Gadot juga sukses berat mengimplementasikan keahlian krav maga nya ke dalam sekuen-sekuen aksi Diana. Hand-to-hand combat film ini sangat keren, kebanyakan adalah wide shot yang sangat aktif, dengan koreografi yang, mungkin saja, mengeset standar baru dalam action superhero. Ada sejumlah momen aksi kecil-kecilan, namun aksi gedenya ditawarkan dalam tiga kali kesempatan oleh film ini, satu pada masing-masing babak. Dan setiap kali sekuen aksi itu berlangsung, maaaan, rasanya puas banget. Aku beneran ikut goyang-goyangin pergelangan tangan niruin Diana menangkis peluru di bagian zona perang, persis kayak orang yang masa kecilnya kurang bahagia. Pertempuran kaum Amazon di pantai itu bener-bener instant classic! Karena terlihat sangat berbeda dan baru. Dan tentu saja, intens. Porsi aksi finalnya lumayan berat oleh CGI, namun bisa dimengerti karena Wonder Woman bukanlah manusia normal. Begitu juga dengan musuhnya.
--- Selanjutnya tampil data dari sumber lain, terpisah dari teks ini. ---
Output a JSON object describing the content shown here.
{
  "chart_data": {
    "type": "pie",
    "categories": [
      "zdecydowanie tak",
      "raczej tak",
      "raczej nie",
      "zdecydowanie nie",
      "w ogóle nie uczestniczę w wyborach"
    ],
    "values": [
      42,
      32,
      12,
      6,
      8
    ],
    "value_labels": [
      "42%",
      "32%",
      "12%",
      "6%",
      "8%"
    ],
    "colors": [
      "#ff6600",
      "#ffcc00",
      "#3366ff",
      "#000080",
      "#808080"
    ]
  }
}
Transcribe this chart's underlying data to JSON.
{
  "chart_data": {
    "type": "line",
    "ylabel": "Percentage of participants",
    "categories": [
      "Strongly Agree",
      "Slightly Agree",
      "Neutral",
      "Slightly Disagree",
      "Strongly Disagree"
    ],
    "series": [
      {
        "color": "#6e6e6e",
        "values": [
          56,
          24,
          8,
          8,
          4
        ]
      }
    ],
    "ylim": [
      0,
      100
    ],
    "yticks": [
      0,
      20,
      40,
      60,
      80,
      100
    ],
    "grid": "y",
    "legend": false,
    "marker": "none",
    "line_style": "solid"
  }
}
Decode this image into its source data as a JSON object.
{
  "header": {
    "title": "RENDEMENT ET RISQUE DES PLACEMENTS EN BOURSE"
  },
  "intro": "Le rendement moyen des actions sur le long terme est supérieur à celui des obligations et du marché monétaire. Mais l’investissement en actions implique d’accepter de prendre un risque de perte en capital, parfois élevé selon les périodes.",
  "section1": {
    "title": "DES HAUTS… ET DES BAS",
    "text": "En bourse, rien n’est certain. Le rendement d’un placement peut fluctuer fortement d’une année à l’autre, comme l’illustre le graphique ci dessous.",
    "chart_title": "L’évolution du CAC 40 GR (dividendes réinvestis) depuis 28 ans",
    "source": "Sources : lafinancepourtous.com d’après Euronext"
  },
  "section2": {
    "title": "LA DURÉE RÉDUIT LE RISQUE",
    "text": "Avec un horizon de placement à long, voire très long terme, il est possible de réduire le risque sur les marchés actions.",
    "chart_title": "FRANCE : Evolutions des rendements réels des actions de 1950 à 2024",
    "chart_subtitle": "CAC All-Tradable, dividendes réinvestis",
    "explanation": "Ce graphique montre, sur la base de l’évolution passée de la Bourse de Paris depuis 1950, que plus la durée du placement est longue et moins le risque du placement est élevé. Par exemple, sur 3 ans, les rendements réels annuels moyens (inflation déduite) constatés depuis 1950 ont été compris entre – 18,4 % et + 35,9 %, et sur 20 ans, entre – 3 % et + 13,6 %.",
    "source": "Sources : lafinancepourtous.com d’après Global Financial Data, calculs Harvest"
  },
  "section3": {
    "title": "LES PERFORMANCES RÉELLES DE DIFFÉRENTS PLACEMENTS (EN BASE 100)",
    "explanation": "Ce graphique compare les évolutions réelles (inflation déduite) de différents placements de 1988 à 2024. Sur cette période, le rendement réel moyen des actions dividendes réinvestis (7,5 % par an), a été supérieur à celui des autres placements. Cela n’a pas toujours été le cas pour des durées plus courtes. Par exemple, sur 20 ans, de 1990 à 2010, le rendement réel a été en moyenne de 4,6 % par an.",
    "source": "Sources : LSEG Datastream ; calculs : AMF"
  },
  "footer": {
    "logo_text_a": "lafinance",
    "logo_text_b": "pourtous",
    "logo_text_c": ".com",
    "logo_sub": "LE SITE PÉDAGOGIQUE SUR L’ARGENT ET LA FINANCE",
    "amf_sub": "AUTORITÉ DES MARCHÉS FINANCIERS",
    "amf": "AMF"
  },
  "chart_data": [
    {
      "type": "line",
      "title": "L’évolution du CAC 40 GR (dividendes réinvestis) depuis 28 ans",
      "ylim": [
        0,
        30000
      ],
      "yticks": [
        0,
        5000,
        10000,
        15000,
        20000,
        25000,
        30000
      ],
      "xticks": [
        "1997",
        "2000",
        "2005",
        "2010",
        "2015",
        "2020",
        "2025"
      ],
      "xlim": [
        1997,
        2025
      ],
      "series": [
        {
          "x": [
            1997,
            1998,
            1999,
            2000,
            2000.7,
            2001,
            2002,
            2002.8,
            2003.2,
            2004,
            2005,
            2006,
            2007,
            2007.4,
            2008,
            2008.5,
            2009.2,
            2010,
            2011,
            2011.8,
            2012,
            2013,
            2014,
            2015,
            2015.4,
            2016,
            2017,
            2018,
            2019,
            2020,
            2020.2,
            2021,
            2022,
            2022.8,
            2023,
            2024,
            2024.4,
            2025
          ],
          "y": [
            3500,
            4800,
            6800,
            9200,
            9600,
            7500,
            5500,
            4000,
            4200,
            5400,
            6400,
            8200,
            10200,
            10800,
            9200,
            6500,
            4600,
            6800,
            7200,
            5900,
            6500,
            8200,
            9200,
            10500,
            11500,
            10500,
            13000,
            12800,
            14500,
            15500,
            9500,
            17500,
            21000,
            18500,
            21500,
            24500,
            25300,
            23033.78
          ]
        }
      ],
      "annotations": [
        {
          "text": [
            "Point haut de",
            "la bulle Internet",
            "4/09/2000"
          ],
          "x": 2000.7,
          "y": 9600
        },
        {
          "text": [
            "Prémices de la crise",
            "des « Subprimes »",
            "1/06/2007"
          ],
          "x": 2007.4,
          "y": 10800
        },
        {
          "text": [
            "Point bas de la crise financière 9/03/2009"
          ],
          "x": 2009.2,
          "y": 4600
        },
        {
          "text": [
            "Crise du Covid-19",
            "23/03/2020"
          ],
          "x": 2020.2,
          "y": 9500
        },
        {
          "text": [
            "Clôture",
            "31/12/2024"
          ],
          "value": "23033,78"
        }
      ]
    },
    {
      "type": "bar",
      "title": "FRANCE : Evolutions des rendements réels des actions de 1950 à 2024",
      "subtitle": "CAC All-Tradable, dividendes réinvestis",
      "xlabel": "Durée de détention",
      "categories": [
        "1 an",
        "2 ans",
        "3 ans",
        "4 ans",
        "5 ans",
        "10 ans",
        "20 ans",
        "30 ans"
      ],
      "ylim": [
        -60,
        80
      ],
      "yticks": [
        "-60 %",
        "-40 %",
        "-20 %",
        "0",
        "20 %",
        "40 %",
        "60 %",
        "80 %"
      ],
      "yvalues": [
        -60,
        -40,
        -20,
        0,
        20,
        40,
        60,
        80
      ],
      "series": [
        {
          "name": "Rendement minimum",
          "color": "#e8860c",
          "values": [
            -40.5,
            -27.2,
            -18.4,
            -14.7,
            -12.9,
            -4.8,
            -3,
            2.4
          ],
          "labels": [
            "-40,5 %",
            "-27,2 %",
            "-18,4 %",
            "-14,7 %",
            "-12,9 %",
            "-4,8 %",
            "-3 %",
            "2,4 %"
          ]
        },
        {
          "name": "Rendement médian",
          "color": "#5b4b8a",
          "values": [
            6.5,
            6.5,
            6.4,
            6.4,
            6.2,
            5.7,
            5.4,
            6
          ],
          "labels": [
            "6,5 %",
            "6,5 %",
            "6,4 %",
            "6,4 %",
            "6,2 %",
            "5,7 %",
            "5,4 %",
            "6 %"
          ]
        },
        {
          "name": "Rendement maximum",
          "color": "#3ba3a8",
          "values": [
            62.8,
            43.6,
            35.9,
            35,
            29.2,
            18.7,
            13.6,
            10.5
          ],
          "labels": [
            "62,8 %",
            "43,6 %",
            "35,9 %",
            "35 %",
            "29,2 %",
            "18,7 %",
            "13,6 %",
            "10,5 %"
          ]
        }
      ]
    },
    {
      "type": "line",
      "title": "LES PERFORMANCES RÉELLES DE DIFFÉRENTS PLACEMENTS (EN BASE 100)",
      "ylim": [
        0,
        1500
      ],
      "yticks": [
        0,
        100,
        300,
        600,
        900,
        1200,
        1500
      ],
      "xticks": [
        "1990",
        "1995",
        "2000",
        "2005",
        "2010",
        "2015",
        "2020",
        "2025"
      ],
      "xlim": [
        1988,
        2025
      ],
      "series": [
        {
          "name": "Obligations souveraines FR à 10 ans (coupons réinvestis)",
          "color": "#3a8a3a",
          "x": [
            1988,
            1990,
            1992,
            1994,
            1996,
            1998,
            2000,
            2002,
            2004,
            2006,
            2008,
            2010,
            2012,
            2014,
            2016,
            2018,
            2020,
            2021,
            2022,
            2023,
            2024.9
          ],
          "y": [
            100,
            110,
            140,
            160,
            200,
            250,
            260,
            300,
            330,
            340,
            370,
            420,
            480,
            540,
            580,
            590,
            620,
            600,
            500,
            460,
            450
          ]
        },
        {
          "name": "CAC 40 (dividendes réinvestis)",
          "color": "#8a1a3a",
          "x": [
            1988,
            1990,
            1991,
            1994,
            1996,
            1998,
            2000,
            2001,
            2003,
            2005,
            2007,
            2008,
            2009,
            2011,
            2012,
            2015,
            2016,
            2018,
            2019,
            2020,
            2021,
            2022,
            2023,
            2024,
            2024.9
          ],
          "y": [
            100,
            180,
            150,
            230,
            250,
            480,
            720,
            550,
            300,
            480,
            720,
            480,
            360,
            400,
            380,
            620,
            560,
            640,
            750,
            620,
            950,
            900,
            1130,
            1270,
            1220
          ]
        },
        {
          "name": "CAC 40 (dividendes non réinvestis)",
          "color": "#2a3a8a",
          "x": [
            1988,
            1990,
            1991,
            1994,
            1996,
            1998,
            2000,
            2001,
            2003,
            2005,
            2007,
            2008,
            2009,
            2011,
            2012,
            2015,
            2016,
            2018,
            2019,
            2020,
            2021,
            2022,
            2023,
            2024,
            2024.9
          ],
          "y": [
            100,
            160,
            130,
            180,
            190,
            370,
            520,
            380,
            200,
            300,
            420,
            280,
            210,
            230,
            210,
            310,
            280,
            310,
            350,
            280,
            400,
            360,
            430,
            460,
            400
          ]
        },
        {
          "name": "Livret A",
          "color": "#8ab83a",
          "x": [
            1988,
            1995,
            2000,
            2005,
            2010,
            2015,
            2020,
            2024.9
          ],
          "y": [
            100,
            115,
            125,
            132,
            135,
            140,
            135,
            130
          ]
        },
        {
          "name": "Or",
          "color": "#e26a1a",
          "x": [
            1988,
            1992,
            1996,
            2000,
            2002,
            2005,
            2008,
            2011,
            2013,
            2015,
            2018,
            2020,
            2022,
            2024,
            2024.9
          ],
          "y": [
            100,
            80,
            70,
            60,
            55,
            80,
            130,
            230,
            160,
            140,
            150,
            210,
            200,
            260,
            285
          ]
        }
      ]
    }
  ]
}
Dan lagipula at that point, kita sudah begitu terinvest dan peduli terhadap karakternya, sehingga CGInya yang mirip-mirip final battle di Batman v Superman, kali ini dapat termaafkan.

and not to be confused sama film lokal jadul Darna Ajaib

 

Bukan hanya Diana yang belajar pelajaran berharga, film ini punya dua tokoh yang belajar di luar ‘kenyamanan’ dunianya. Tadi aku sempat menyinggung soal equality, dan yang kumaksud adalah tokoh Steve Trevor, pria yang terdampar di pulau Diana. Steve adalah peran terbaik kedua dari Chris Pine setelah Hell or High Water (2016). Babak pertama film actually adalah tentang Steve yang belajar tentang dunia dan motivasi Diana. Pria ini sudah lelah berperang, dia ingin menghentikan perang secepatnya dengan sedapat mungkin tidak menjatuhkan lebih banyak korban. Aksinya sekarang terbatas hanya yang mungkin-mungkin saja. Namun kehadiran Diana dan segala desirenya, membuat Steve jadi punya alasan baru untuk percaya, untuk mengambil resiko yang lebih besar. Dia merasa lebih optimis terhadap kemanusiaan, dan terhadap cinta. See, relationship Diana dan Steve adalah sangat compelling. Chemistry keduanya turut terasa genuine. Aku sangat tersentuh di bagan akhir film karena aku sudah begitu peduli. Mereka berdua belajar terhadap masing-masing. And it’s not like, Steve adalah si lemah yang harus diselamatkan. Steve memberikan banyak untuk pengembangan karakter Diana, dan begitupun sebaliknya.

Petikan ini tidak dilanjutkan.